Why not just give the lock files a generic name -

/usr/spool/lock/XXresource

or somesuch. Now do a:

rm -f /usr/spool/lock/XX*

in your /etc/rc (or /etc/rc.local if you have a civilized system)
and you're all set: the lockfiles all vanish every time the system
comes up.
-- 
	dg@lakart.UUCP - David Goodenough		+---+
						IHS	| +-+-+
	....... !harvard!xait!lakart!dg			+-+-+ |
AKA:	dg%lakart.uucp@xait.xerox.com		  	  +---+

mpl@cbnewsl.ATT.COM (michael.p.lindner) (06/29/89)

In article <763@ctisbv.UUCP>, pim@ctisbv.UUCP (Pim Zandbergen) writes:
> the lockfile to find out if the machine has been rebooted
> since the resource claim. What is the most obvious and portable
> way to do this?
> 
> Thanks for any responses.
> Pim.

The most obvious way I can think of is to execute "who -b" which prints the
last boot time of the machine.  If this has changed, the machine has been
rebooted.

Mike Lindner
attunix!mpl
AT&T Bell Laboratories
190 River Rd.
Summit, NJ 07901

mhoffman@infocenter.UUCP (Mike Hoffman) (07/01/89)

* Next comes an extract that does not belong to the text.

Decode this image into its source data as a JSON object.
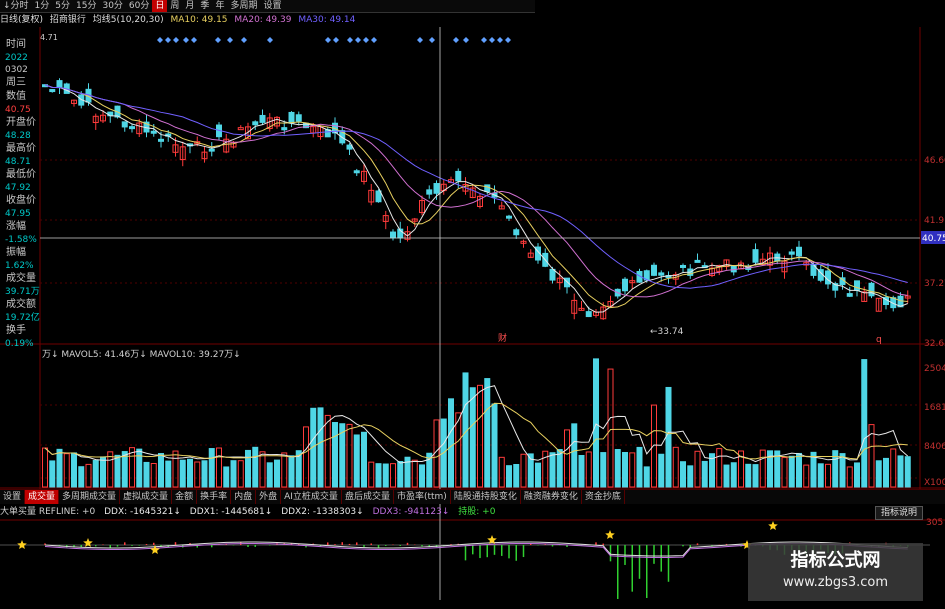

in article <763@ctisbv.UUCP>, pim@ctisbv.UUCP (Pim Zandbergen) says:
> 
> But as our application is mainly turnkey based, I have seen more
> then once that checking the pid only is not enough. Our customers
> turn on the machine, and go right away into the application.
> At that time a resource is being claimed. Then there is a system crash,
> the system is rebooted, and the application is restarteds,
> AND IS RUNNING WITH THE EXACT SAME PID! Hence, when it finds
> the lockfile, it checks for its pid and finds out it exists,
> and fails to claim the resource. The second time the application
> is started it will continue without failure.

This is essentially the same as my application, which provoked my
original question. The lockfiles I use, however, are monitored
by a daemon process, started by /etc/rc.local at boot time. The first
thing my daemon process does is "cleandir()" - remove all lockfiles
in the given directory.

After that, any processes that start up do so with a clean slate. 

I a daemon won't suffice, how about a simple shellscript run from
/etc/rc.local that cleans up the directories before going multi-
user?